Eli Jacobson is battling acute lymphocytic leukemia. Because of a seriously compromised immune system, the spring semester of kindergarten was out of the question for Eli the seven-year-old boy. So Eli Monkey became a stand-in, brought to school every day by Eli’s sister, Sara, a third grader at Hosp.

“So, I bring a monkey in a backpack to school because he represents my brother, but he’s a monkey coming to school instead of him,” she said.

Her bright smile hid a worried heart.

“It’s kind of rough on a sister with a brother who’s really sick,” Sara admitted. “It’s kind of stressful for the entire family because, well, my dad always told us that if something ever happened to us kids, that they would never be the same. And now I know what that’s like.”

Eli Monkey came to the Jacobson household through Monkey in my Chair, a nationwide program that puts stuffed monkeys in classrooms to take the place of a student who is fighting cancer.

“He’s basically like a second brother,” said Sara, her arm wrapped around the stuffed animal.

As Eli Monkey’s main caretaker, Sara feels like she’s a big part of her brother’s battle.

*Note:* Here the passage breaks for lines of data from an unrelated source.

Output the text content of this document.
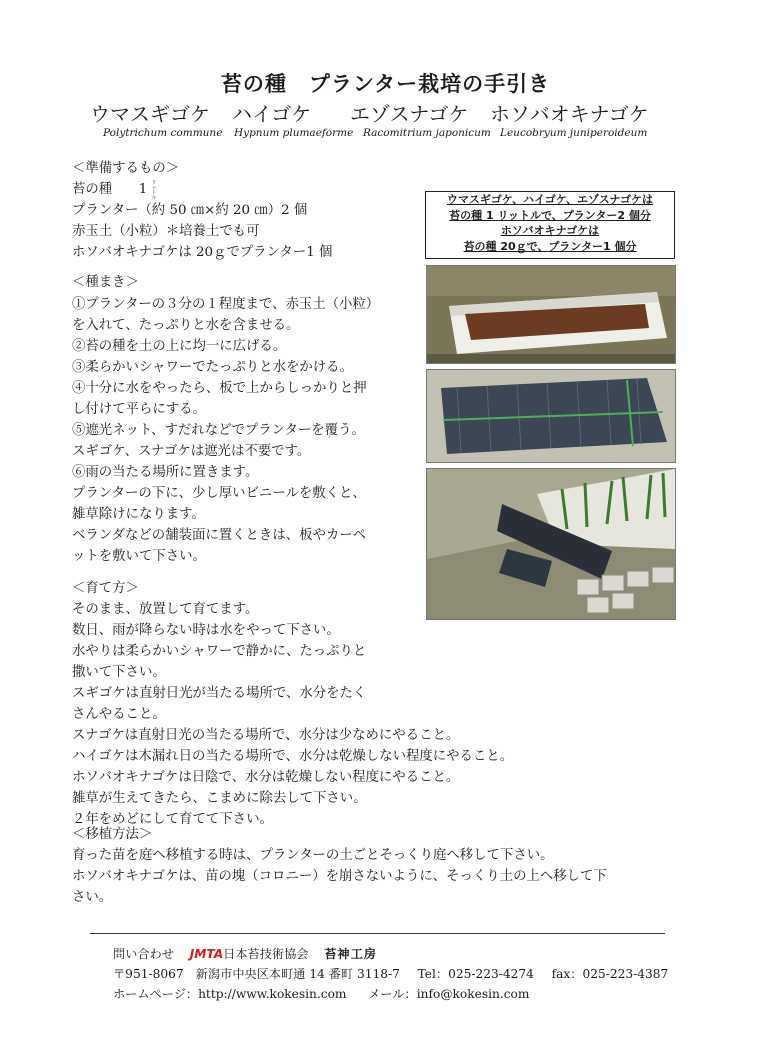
苔の種　プランター栽培の手引き
ウマスギゴケ ハイゴケ エゾスナゴケ ホソバオキナゴケ
Polytrichum commune Hypnum plumaeforme Racomitrium japonicum Leucobryum juniperoideum
＜準備するもの＞
苔の種 1 リットル
プランター（約 50 ㎝×約 20 ㎝）2 個
赤玉土（小粒）＊培養土でも可
ホソバオキナゴケは 20ｇでプランター1 個
ウマスギゴケ、ハイゴケ、エゾスナゴケは
苔の種 1 リットルで、プランター2 個分
ホソバオキナゴケは
苔の種 20ｇで、プランター1 個分
＜種まき＞
①プランターの３分の１程度まで、赤玉土（小粒）
を入れて、たっぷりと水を含ませる。
②苔の種を土の上に均一に広げる。
③柔らかいシャワーでたっぷりと水をかける。
④十分に水をやったら、板で上からしっかりと押
し付けて平らにする。
⑤遮光ネット、すだれなどでプランターを覆う。
スギゴケ、スナゴケは遮光は不要です。
⑥雨の当たる場所に置きます。
プランターの下に、少し厚いビニールを敷くと、
雑草除けになります。
ベランダなどの舗装面に置くときは、板やカーペ
ットを敷いて下さい。
＜育て方＞
そのまま、放置して育てます。
数日、雨が降らない時は水をやって下さい。
水やりは柔らかいシャワーで静かに、たっぷりと
撒いて下さい。
スギゴケは直射日光が当たる場所で、水分をたく
さんやること。
スナゴケは直射日光の当たる場所で、水分は少なめにやること。
ハイゴケは木漏れ日の当たる場所で、水分は乾燥しない程度にやること。
ホソバオキナゴケは日陰で、水分は乾燥しない程度にやること。
雑草が生えてきたら、こまめに除去して下さい。
２年をめどにして育てて下さい。
＜移植方法＞
育った苗を庭へ移植する時は、プランターの土ごとそっくり庭へ移して下さい。
ホソバオキナゴケは、苗の塊（コロニー）を崩さないように、そっくり土の上へ移して下
さい。
問い合わせ JMTA日本苔技術協会 苔神工房
〒951-8067　新潟市中央区本町通 14 番町 3118-7 Tel：025-223-4274 fax：025-223-4387
ホームページ：http://www.kokesin.com メール：info@kokesin.com
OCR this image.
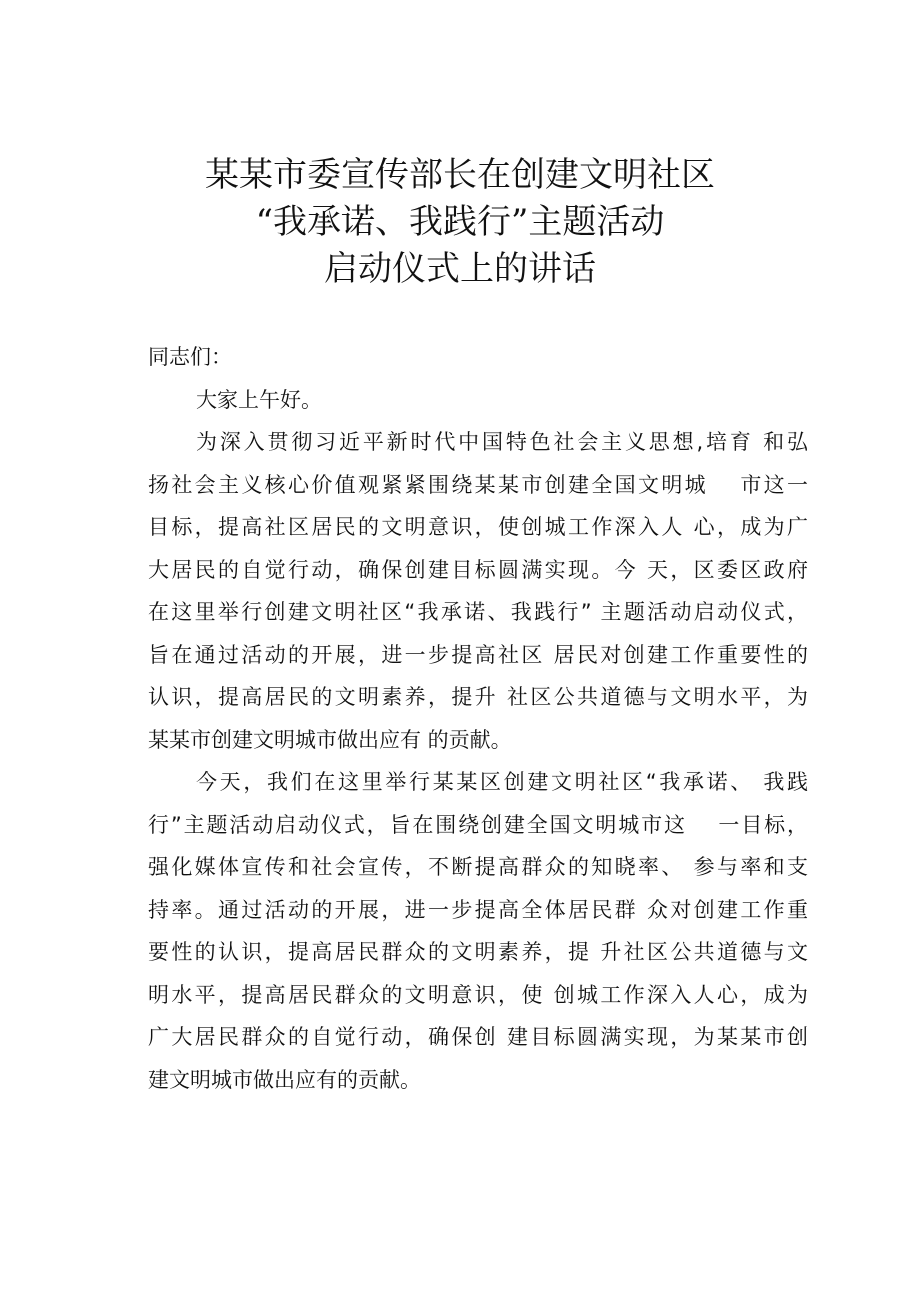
某某市委宣传部长在创建文明社区
“我承诺、我践行”主题活动
启动仪式上的讲话

同志们：

大家上午好。

为深入贯彻习近平新时代中国特色社会主义思想,培育 和弘
扬社会主义核心价值观紧紧围绕某某市创建全国文明城　 市这一
目标，提高社区居民的文明意识，使创城工作深入人 心，成为广
大居民的自觉行动，确保创建目标圆满实现。今 天，区委区政府
在这里举行创建文明社区“我承诺、我践行” 主题活动启动仪式，
旨在通过活动的开展，进一步提高社区 居民对创建工作重要性的
认识，提高居民的文明素养，提升 社区公共道德与文明水平，为
某某市创建文明城市做出应有 的贡献。

今天，我们在这里举行某某区创建文明社区“我承诺、 我践
行”主题活动启动仪式，旨在围绕创建全国文明城市这　 一目标，
强化媒体宣传和社会宣传，不断提高群众的知晓率、 参与率和支
持率。通过活动的开展，进一步提高全体居民群 众对创建工作重
要性的认识，提高居民群众的文明素养，提 升社区公共道德与文
明水平，提高居民群众的文明意识，使 创城工作深入人心，成为
广大居民群众的自觉行动，确保创 建目标圆满实现，为某某市创
建文明城市做出应有的贡献。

“He’s a very joyful kid. I mean he’s funny, he’s sweet, he’s happy,” she said of her little brother. “He’s basically a smaller version of my parents, because my parents are all those things.”

“I love him a lot,” she added. “I want him to know that everyone at school loves him and he’s being supported. I want him to know that he’s not being left out and that the monkey is taking his place.”

Eli’s prognosis is good. He is undergoing treatment. His family hopes he is able to return to school sometime during his first-grade year.

“You kind of think that your kiddos are untouchable and that nothing bad is ever going to happen to them,” Eli’s teacher Taylor Hahn said, “and then that one day you hear that there’s cancer in his body. It’s just not what you want ever in your class or in your lifetime. But it’s brought all of us closer, because we say that we never know what tomorrow holds and we just need to make sure we hug the ones that we love, respect each other, and be kind to each other.”

It seems to have brought Sara and Eli closer, too.

“It makes me feel good to be a part of this because I know he’s going through a lot,” Sara said “It makes me feel happy to be doing something.”